MODEL

PolyHardSphere

AUTHOR/MODIFICATION

Steve Kline 06 NOV 1998

Alan Munter 08 JULY 1999, converted to Java.

APPROVED FOR DISTRIBUTION

DESCRIPTION

This function calculates the scattered intensity for a population of polydisperse spheres, including hard sphere interactions between the particles. The calculation is an exact, multicomponent solution, using the Percus-Yevick closure.
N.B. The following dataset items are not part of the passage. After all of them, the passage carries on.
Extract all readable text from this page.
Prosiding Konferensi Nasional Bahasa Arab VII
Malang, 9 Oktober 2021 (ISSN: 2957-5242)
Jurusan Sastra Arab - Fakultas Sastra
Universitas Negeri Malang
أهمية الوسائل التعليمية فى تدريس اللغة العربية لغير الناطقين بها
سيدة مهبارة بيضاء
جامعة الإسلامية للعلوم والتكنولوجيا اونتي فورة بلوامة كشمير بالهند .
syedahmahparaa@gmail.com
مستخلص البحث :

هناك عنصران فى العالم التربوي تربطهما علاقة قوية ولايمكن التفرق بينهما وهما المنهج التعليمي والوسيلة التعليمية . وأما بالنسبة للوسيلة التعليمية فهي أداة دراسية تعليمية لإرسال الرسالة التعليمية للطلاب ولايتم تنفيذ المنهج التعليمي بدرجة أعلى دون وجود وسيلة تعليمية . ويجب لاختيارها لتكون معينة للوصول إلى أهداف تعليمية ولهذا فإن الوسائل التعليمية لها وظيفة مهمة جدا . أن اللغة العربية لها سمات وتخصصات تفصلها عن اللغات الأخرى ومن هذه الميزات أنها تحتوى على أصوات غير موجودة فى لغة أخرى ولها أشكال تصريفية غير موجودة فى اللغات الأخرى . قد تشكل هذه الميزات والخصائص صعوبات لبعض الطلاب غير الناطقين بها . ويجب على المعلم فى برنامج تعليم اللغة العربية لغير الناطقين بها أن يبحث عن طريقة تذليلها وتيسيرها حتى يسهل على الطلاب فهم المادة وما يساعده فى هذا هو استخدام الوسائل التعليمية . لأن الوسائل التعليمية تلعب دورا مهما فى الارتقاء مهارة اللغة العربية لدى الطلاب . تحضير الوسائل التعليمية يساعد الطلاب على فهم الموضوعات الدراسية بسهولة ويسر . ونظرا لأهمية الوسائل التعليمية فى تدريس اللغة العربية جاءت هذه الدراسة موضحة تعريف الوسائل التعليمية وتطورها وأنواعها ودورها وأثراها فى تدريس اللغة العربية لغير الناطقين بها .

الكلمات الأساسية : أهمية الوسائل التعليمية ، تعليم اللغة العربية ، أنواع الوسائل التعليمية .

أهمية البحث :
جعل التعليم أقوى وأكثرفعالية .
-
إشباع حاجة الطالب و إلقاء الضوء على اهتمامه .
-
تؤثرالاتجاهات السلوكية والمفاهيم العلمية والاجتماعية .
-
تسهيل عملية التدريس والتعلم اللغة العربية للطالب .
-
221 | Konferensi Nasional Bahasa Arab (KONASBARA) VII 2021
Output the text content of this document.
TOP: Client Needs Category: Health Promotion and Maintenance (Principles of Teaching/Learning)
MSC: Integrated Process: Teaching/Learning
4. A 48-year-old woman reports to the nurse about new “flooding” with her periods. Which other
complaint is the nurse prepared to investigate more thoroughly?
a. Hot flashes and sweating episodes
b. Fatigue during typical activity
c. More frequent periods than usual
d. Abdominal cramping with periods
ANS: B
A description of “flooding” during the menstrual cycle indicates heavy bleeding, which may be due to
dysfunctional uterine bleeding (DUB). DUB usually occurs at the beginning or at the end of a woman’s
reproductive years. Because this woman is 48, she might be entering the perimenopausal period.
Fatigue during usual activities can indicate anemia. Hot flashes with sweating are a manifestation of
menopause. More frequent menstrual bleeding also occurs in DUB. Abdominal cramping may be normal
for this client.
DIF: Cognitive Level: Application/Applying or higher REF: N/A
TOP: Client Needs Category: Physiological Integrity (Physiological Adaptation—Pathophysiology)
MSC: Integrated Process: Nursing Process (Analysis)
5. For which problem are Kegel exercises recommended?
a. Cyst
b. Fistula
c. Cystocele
A Schulz distribution is used to describe the polydispersity of the diameter.

VARIABLES

Input Variables (default values):

Parameter | Variable | Value |
---|---|---|

0 | Radius (Å) | 100.0 |

1 | Polydispersity (0-1) | 0.12 |

2 | Volume Fraction (0-1) | 0.1 |

3 | Contrast (Å^{-2}) | 2.0e-6 |

4 | incoherent Background(cm^{-1}) | 0.000 |

USAGE NOTES

The returned value is the scattered intensity in absolute scale,
units of [cm^{-1}]. Since both the form factor and structure
factor are included in this calculation, any other structure factor
selected in the calculation will not be applied.

Polydispersity, *p* = *s*/R, where *s*^{2}
is the variance of the distribution and R is the mean particle radius,
Parameter[0]. For a more complete description of the Schulz
distribution, see: J. Hayter in "Physics of Amphiphiles - Micelles,
Vesicles and Microemulsions" V. DeGiorgio and M. Corti, Eds. (1983)
p. 69.

Polydispersity, Parameter[1], is constrained during
calculation to remain between its physical limits of 0 <
*p* < 1. If a value larger than this is entered the value is
quietly converted to 1.

Scattering contrast = SLD (sphere) - SLD (solvent).

Volume fraction and scattering contrast are correlated, and one or both should be held fixed during model fitting.

REFERENCE

Griffith, W. L.; Triolo, R.; Compere, A. L. *Phys. Rev. A*,
**1987**, *35*, 2200.

TEST DATASET

This example dataset is produced by calculating the PolyHardSphere
using 256 data points, *q*_{min} = 0.001 Å^{-1},
*q*_{max} = 0.7 Å^{-1} and the above default
parameter values.